THE JOURNAL & TOPICS NEWSPAPERS | WEDNESDAY, APRIL 16, 2008


Letter To Our Editor

We're A Kind Community, Right?

Editor, Journal:

"Be Prepared." "Do a Good Turn Daily." "On my honor I will do my best...to help other people at all times..." "A Scout is trustworthy, loyal, helpful, friendly, courteous, kind, obedient, cheerful, thrifty, brave, clean and reverent."

These are not empty words to be recited once a week at troop meetings. These are concepts, skills and attitudes that young individuals in our community strive to make part of their daily lives with the help and guidance of the their families, their places of worship, their schools and their adult Boy Scout leaders who help them learn the skills needed to make these ideas become real and alive.

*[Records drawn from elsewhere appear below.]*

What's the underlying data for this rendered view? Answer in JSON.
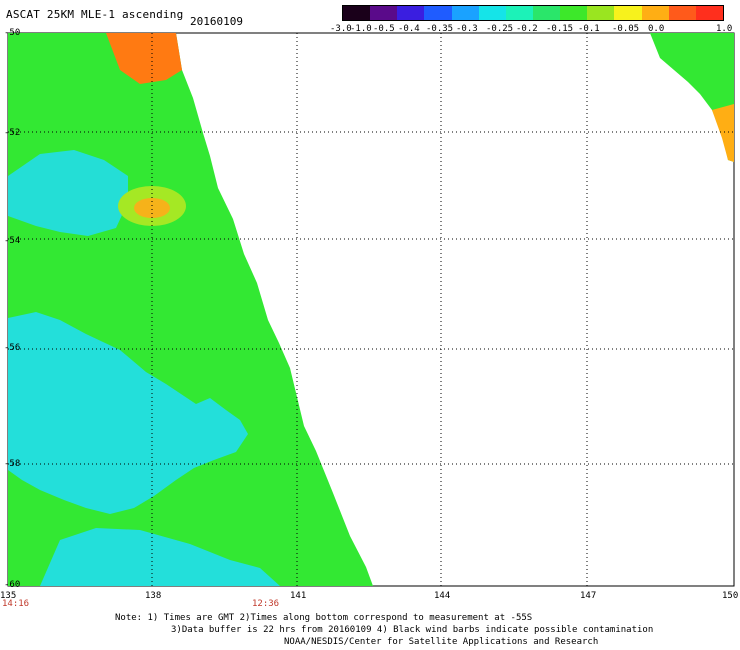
{
  "header": {
    "title": "ASCAT 25KM MLE-1 ascending",
    "date": "20160109"
  },
  "colorbar": {
    "labels": [
      "-3.0",
      "-1.0",
      "-0.5",
      "-0.4",
      "-0.35",
      "-0.3",
      "-0.25",
      "-0.2",
      "-0.15",
      "-0.1",
      "-0.05",
      "0.0",
      "1.0"
    ],
    "colors": [
      "#1a001a",
      "#5a0a8a",
      "#3a1ee0",
      "#1f5cff",
      "#1aa2ff",
      "#15e4e8",
      "#1cf2b8",
      "#2ae66a",
      "#3de82a",
      "#9ae520",
      "#f7f21c",
      "#ffae14",
      "#ff5a1b",
      "#ff2f1d"
    ]
  },
  "axes": {
    "x_ticks": [
      "135",
      "138",
      "141",
      "144",
      "147",
      "150"
    ],
    "y_ticks": [
      "-50",
      "-52",
      "-54",
      "-56",
      "-58",
      "-60"
    ]
  },
  "times": {
    "left": "14:16",
    "right": "12:36"
  },
  "notes": {
    "line1": "Note: 1) Times are GMT 2)Times along bottom correspond to measurement at -55S",
    "line2": "3)Data buffer is 22 hrs from 20160109 4) Black wind barbs indicate possible contamination",
    "line3": "NOAA/NESDIS/Center for Satellite Applications and Research"
  },
  "map": {
    "lon_range": [
      135,
      150
    ],
    "lat_range": [
      -60,
      -50
    ],
    "swath_color": "#33e833",
    "ice_color": "#22dde8",
    "warm_color": "#ff7a12",
    "gridline_color": "#000000"
  }
}
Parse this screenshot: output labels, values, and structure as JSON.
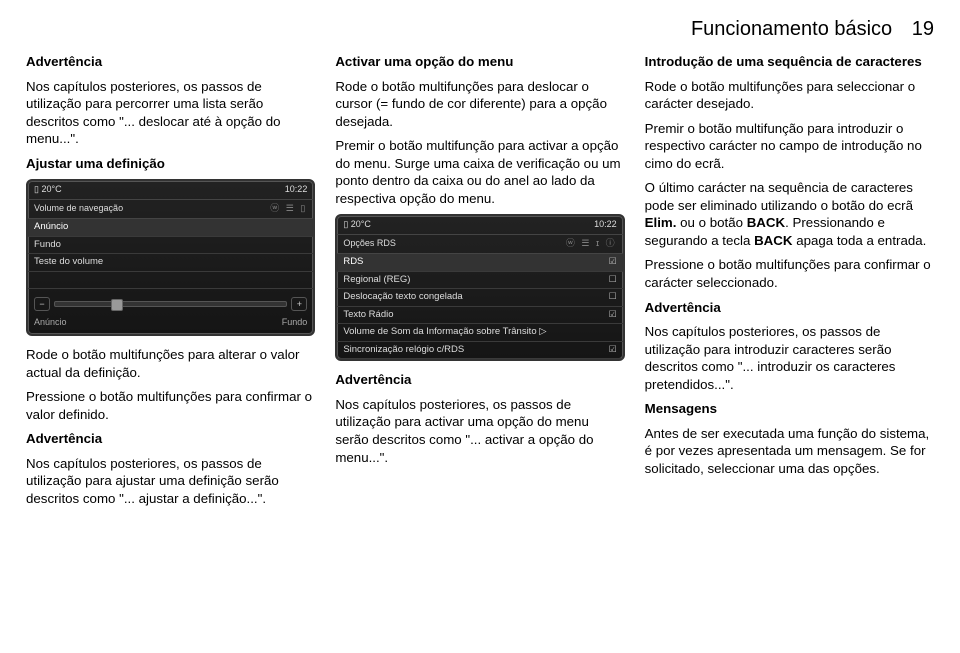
{
  "header": {
    "title": "Funcionamento básico",
    "page": "19"
  },
  "col1": {
    "adv1_title": "Advertência",
    "adv1_body": "Nos capítulos posteriores, os passos de utilização para percorrer uma lista serão descritos como \"... deslocar até à opção do menu...\". ",
    "h1": "Ajustar uma definição",
    "screenshot1": {
      "temp": "20°C",
      "clock": "10:22",
      "title": "Volume de navegação",
      "rows": [
        "Anúncio",
        "Fundo",
        "Teste do volume"
      ],
      "slider_left": "−",
      "slider_right": "+",
      "bottom_left": "Anúncio",
      "bottom_right": "Fundo"
    },
    "p1": "Rode o botão multifunções para alterar o valor actual da definição.",
    "p2": "Pressione o botão multifunções para confirmar o valor definido.",
    "adv2_title": "Advertência",
    "adv2_body": "Nos capítulos posteriores, os passos de utilização para ajustar uma definição serão descritos como \"... ajustar a definição...\"."
  },
  "col2": {
    "h1": "Activar uma opção do menu",
    "p1": "Rode o botão multifunções para deslocar o cursor (= fundo de cor diferente) para a opção desejada.",
    "p2": "Premir o botão multifunção para activar a opção do menu. Surge uma caixa de verificação ou um ponto dentro da caixa ou do anel ao lado da respectiva opção do menu.",
    "screenshot2": {
      "temp": "20°C",
      "clock": "10:22",
      "title": "Opções RDS",
      "rows": [
        {
          "l": "RDS",
          "c": "☑"
        },
        {
          "l": "Regional (REG)",
          "c": "☐"
        },
        {
          "l": "Deslocação texto congelada",
          "c": "☐"
        },
        {
          "l": "Texto Rádio",
          "c": "☑"
        },
        {
          "l": "Volume de Som da Informação sobre Trânsito ▷",
          "c": ""
        },
        {
          "l": "Sincronização relógio c/RDS",
          "c": "☑"
        }
      ]
    },
    "adv_title": "Advertência",
    "adv_body": "Nos capítulos posteriores, os passos de utilização para activar uma opção do menu serão descritos como \"... activar a opção do menu...\"."
  },
  "col3": {
    "h1": "Introdução de uma sequência de caracteres",
    "p1": "Rode o botão multifunções para seleccionar o carácter desejado.",
    "p2": "Premir o botão multifunção para introduzir o respectivo carácter no campo de introdução no cimo do ecrã.",
    "p3a": "O último carácter na sequência de caracteres pode ser eliminado utilizando o botão do ecrã ",
    "p3b": "Elim.",
    "p3c": " ou o botão ",
    "p3d": "BACK",
    "p3e": ". Pressionando e segurando a tecla ",
    "p3f": "BACK",
    "p3g": " apaga toda a entrada.",
    "p4": "Pressione o botão multifunções para confirmar o carácter seleccionado.",
    "adv_title": "Advertência",
    "adv_body": "Nos capítulos posteriores, os passos de utilização para introduzir caracteres serão descritos como \"... introduzir os caracteres pretendidos...\".",
    "h2": "Mensagens",
    "p5": "Antes de ser executada uma função do sistema, é por vezes apresentada um mensagem. Se for solicitado, seleccionar uma das opções."
  }
}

I have read and listened, with great interest, to the ongoing conversation about the possibility of bringing a PADS shelter to Park Ridge. Some people profess to sympathize with homeless individuals, but indicate that help needs to be provided somewhere else. Others, rightly I think, feel that the ministerial association should have done a better job of communicating with the neighbors of the proposed site as well as our community's government officials. Many of the comments seem to imply that there are no homeless individuals in Park Ridge today. Still others demonize the homeless blaming them for the circumstances they find themselves in and accusing them of being morally weak, mentally and physically deficient, and/or predators of our children.

I would suggest that the citizens of Park Ridge take a good look around them as they go about their daily activities. The homeless are in our public library, at Starbucks and Walgreens, at the Jewel, and yes, walking around the community on a daily basis. They may be sitting at a desk next to your child in their classroom at school. They live in the forest preserves that border Park Ridge. It is easy to ignore them, but they are there. They are real people with real problems and we as a community are in a position to help them.

Many of the comments that have been published are critical of homeless individuals and seek to blame them for their circumstances. This is hardly useful. It does not address the causes of homelessness, nor does it address the needs of the people who deserve our help. Implications that most homeless individuals are drunks, drug abusers or pedophiles, or perhaps all three, are unkind, amount to fear mongering, are of little value and are unsubstantiated, in my view. Observations that homeless people have physical and mental health concerns are breathtaking in their simplicity. I doubt that the writers have ever had to face the circumstances that give rise to the possibility of finding themselves homeless or they would not be so quick to judge their less fortunate neighbors.

Twice in my 50 years I have had to face down the prospect of having nowhere to live and too little food to eat. The first time was when I was ten years old. My father had passed away leaving my mother with a mortgage, car payments, three kids and no life insurance. In those days if a family chose to accept social security survivors' payments for children, adults were not supposed to work. Of course, the benefits were not enough to pay all of the bills. We lived on macaroni and cheese. My mother endured hateful comments from bank tellers and others who felt that it was wrong for her to accept government benefits for her children. I keep thinking that I am hearing the echoes of those unkind comments today. My mother worked very hard to keep our family together, fed and safe. It was an extremely difficult task. Thankfully, she was hard working, very intelligent and was surrounded by family members who were ready and able to help her.

In doing some research about homelessness I was struck by the fact that more than one individual indicated that the most difficult issue that they had to deal with was not hunger, or cold, or illness, but rather it was their perception that they were invisible to others. That people were not even willing to acknowledge their existence, much less offer them a kind word or lend a hand to help them address their problems. It is this total absence of even the most basic acts of good manners and kindness that hurts these individuals the most deeply. It is little wonder that they suffer physical and mental health symptoms that others seem to find so alarming and offensive. Can you imagine what it must be like to carry everything you own with you from place to place, day after day, desiring a warm place to sleep, adequate food to eat and perhaps, if you are lucky, a place to take a shower and clean your clothes so that people might not find you so offensive to their delicate dispositions that they act as if you don't even exist? What a sad commentary on our society.

In many ways our community is a wonderful place to live. I happen to think that is due, in large part, to the generosity and kindness of our citizens, especially our young people who are learning to be tomorrow's leaders. I hope that when all is said and done our community, including our houses of worship, our schools, our city government, our youth leadership groups and our ordinary citizens, including the neighbors of the proposed PADS site, will put its best face forward, welcome our neighbors and extend the kindness and helping hand that they need. What better lesson could we teach our young people?